Мунглум ждал его за дверями.
— Это плохо для нас, Эльрик, — тихо сказал он.
Эльрик вздохнул.
— Увы, возможно, я должен был вернуть Щит Хаоса сначала.
— Что это?
Эльрик пересказал все, рассказанное ему Сепириту.
— Мы должны иметь такую защиту, — согласился Мунглум. — Но сейчас о главном, о завтрашнем плавании. Мои капитаны ждут тебя в комнате для совещания.
— Я встречусь с ними через некоторое время, — сказал Эльрик. — Но сначала я хотел бы пройти в твою комнату и собраться с мыслями. Скажи им, что я их вскоре приму.
Оказавшись в своих покоях, Эльрик запер за собой дверь, все еще обдумывая информацию, полученную от деформированного человека. Он знал, что без сверхъестественной поддержки обычный флот, как бы велик он ни был, или какими бы смелыми командирами ни управлялся, не выстоит против Ягрина Лерна. Тем более, что его, Эльрика, флот был относительно невелик. И не имел сверхъестественных существ в качестве союзников, а также был относительно беззащитен. Если бы у него сейчас был Щит Хаоса…
Но в данный момент было бесполезно раскаиваться в принятом решении.

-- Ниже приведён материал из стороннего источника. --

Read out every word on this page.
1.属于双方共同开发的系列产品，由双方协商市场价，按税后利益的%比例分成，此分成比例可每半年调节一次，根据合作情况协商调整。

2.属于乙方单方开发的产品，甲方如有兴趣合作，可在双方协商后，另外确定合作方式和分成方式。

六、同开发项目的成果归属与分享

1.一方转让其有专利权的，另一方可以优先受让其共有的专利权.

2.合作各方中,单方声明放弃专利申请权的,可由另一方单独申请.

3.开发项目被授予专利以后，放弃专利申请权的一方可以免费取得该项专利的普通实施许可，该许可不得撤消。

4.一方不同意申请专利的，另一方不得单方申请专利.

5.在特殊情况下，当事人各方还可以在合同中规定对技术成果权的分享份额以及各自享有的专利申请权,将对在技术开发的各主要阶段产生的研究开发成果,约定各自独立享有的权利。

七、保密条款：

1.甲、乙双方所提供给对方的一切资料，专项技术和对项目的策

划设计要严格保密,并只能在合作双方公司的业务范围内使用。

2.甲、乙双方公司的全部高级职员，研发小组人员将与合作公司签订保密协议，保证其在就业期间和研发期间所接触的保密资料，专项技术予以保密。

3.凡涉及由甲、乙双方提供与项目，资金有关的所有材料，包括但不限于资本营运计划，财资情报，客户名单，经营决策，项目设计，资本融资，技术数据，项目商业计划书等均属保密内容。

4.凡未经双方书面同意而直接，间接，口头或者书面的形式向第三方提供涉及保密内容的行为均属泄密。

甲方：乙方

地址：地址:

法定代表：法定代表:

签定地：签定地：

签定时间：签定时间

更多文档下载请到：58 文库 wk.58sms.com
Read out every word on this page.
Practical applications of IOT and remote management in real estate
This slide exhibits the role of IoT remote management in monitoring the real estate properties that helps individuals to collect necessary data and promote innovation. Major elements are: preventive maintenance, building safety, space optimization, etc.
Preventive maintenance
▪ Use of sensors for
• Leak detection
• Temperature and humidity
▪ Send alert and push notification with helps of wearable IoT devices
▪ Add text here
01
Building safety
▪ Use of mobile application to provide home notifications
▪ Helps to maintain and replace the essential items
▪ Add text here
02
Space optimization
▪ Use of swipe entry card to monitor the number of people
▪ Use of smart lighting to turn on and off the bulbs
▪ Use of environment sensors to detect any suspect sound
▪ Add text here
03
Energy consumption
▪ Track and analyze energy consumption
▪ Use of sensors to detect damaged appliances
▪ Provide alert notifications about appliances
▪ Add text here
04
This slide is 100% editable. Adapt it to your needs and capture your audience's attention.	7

Если сейчас он отправится за Щитом, то ни в коем случае не сможет принять участие в битве. Неделями он возился с древними свитками, таблицами, книгами и пластинами драгоценных металлических гравюр с древними символами, которые загромождали его комнату. Элементы помогали ему в прошлом, но теперь, искаженные Хаосом, большей частью они были слабы. Эльрик отстегнул в ярости свой меч и бросил его на постель, застеленную шелком и бархатом. Внезапно он вспомнил прежние времена, когда впадал в отчаяние, и понял, что прежние инциденты, приводившие к кровопролитиям, были всего лишь веселой игрой по сравнению с той тяжестью, которая теперь наполняла его душу. Хотя он чувствовал себя усталым, все же не хотел взбодрить себя похищенной энергией Буреносца. Он чувствовал, что близок к экстазу, вызванному чувством вины, которую он носит в себе еще с тех пор, когда был ребенком и впервые понял, что на лице отца, склонившегося над ним, не чувство любви, а разочарование, вызванное его бессилием — бесцветный альбинос, ничего хорошего, жизнеспособен лишь с помощью наркотика или колдовства.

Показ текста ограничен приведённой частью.